But unlike ‘The Wind and the Wheat,’ or his first instrumental, ‘The Master and the Musician,’ this is an entirely acoustic performance.
However, like ‘The Wind and the Wheat,’ in this recording, Phil does not show off how fast and furious his fingers can jump around the fretboard. Rather, he slows down and lets the listener soak in the tones and melodies and mood of the album as if (like the album cover suggests) he is taking us on a long walk in the woods.
While some might argue that an acoustic instrumental album could get away with cutting corners on production quality and no one would notice, we actually do notice the effort placed into making every little detail just right. The tones and mixtures of acoustical instruments, as well as ageless rhythms and melodies, the ability to hear every note crisply and clearly and with a vibrant ring, has given this album a timeless quality.

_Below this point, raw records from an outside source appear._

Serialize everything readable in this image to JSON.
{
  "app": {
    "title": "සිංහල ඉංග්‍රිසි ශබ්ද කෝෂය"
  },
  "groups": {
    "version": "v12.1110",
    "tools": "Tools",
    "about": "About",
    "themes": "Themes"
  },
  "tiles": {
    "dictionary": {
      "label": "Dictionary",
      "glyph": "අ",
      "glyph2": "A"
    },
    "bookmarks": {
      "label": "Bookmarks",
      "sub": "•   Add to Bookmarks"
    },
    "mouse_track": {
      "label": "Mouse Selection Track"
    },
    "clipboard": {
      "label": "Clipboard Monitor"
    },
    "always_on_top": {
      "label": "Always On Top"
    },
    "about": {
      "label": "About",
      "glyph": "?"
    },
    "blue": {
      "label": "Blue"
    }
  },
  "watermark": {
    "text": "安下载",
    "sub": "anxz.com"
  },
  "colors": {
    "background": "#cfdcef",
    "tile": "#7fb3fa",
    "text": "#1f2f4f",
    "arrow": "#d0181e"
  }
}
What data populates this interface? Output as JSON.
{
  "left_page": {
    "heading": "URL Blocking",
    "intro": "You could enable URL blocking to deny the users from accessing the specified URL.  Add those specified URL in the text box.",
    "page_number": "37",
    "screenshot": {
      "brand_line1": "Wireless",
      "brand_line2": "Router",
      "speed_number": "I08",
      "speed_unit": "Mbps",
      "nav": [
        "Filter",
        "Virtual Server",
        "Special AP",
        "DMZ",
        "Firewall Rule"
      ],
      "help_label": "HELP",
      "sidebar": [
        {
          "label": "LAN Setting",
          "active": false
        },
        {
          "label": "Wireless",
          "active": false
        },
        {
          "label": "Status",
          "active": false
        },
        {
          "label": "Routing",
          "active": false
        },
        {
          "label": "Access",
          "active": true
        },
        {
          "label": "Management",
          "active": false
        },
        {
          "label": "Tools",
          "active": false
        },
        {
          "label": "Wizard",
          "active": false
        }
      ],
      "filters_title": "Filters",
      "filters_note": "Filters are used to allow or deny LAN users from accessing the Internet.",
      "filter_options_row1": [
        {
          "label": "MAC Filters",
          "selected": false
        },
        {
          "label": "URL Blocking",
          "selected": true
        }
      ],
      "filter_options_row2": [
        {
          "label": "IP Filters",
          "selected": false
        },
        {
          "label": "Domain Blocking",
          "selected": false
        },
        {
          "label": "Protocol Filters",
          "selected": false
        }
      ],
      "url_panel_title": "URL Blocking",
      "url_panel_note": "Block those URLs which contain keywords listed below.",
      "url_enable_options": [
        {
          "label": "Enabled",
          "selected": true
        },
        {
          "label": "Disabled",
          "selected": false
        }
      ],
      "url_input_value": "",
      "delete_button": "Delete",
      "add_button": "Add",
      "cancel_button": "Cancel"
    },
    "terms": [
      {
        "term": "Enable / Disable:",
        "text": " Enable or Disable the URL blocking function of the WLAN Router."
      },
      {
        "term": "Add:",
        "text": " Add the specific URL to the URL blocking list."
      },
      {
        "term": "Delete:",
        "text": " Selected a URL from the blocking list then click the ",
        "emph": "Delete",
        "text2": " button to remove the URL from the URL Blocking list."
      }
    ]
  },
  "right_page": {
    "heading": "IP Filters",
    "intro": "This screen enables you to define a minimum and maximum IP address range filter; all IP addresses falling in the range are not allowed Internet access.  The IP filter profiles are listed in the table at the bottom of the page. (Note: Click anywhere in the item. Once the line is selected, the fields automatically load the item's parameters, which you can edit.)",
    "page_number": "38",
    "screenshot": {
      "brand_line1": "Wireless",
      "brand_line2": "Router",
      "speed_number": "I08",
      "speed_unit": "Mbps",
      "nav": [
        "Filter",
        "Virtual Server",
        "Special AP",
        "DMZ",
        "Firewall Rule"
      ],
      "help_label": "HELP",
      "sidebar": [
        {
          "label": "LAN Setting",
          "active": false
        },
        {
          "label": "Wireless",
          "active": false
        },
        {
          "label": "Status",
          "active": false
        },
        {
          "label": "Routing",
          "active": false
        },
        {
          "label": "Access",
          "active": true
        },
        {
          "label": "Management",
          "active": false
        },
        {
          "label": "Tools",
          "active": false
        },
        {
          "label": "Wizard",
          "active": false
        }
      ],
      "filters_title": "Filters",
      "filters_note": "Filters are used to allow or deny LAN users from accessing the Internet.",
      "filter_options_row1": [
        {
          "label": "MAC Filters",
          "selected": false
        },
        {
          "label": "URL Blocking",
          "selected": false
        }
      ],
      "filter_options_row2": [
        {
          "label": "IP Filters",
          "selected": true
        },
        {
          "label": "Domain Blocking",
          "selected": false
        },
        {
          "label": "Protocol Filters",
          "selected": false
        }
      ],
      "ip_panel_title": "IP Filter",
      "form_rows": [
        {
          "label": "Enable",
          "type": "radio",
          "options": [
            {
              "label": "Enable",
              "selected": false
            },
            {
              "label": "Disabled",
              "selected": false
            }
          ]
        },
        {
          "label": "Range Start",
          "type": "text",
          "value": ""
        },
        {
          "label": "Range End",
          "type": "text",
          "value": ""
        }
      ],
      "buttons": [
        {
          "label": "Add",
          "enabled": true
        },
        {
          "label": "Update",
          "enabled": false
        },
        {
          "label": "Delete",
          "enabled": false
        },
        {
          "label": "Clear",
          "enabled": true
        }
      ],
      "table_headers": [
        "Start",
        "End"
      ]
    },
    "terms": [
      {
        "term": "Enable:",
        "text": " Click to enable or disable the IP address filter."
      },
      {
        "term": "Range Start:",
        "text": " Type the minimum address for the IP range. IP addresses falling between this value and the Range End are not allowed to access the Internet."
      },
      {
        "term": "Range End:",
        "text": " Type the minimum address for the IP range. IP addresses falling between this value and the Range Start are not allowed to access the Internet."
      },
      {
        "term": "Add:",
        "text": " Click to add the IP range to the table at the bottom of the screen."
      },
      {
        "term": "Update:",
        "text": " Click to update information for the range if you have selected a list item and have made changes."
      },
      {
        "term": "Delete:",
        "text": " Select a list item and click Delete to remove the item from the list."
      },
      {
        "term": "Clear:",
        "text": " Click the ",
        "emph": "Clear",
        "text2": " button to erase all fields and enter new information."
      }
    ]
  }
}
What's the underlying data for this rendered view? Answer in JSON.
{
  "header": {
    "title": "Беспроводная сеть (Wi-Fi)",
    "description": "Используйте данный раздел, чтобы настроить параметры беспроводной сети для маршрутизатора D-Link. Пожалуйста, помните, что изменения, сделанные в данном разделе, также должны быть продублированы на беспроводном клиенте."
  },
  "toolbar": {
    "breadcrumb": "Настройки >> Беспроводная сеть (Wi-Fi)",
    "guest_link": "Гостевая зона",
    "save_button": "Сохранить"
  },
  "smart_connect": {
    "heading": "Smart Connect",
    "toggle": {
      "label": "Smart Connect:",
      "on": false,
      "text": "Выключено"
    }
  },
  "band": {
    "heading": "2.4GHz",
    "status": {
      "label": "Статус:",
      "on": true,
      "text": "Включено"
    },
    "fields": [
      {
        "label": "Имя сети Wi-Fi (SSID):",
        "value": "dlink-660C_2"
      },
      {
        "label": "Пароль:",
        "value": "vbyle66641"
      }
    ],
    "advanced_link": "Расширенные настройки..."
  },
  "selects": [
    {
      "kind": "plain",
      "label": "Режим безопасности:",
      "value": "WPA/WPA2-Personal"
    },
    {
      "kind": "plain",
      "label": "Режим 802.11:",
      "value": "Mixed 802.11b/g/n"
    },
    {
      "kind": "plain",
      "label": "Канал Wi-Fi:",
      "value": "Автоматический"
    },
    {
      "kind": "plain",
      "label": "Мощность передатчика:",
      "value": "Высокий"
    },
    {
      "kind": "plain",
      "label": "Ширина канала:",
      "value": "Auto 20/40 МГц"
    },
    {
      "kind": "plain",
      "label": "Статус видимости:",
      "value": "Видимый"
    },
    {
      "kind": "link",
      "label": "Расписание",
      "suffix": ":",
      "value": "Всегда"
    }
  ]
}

One of the highlights of the album is “County Down,” which does have some snappy finger playing, and which Phil plays in an alternate tuning. It has become one of his signature instrumentals in concert. Hearing (and watching) Phil play “County Down” in concerts is amazing because (as he has said) he never plays it the same way twice.
Another highlight is the brilliant “A Place of Springs” which segues nicely (and uninterrupted) from the tender and melodic, “As Warm As Tears.” Here, Phil doesn’t stray too far from the album’s mood, but does give us a glimpse into his creative genius.
This album made it to #2 on a “Fingerstyle Magazine” reader’s poll of the best fingerstyle albums of all time. He is frequently at the top of the list for the magazine’s best guitarists poll, as well as others.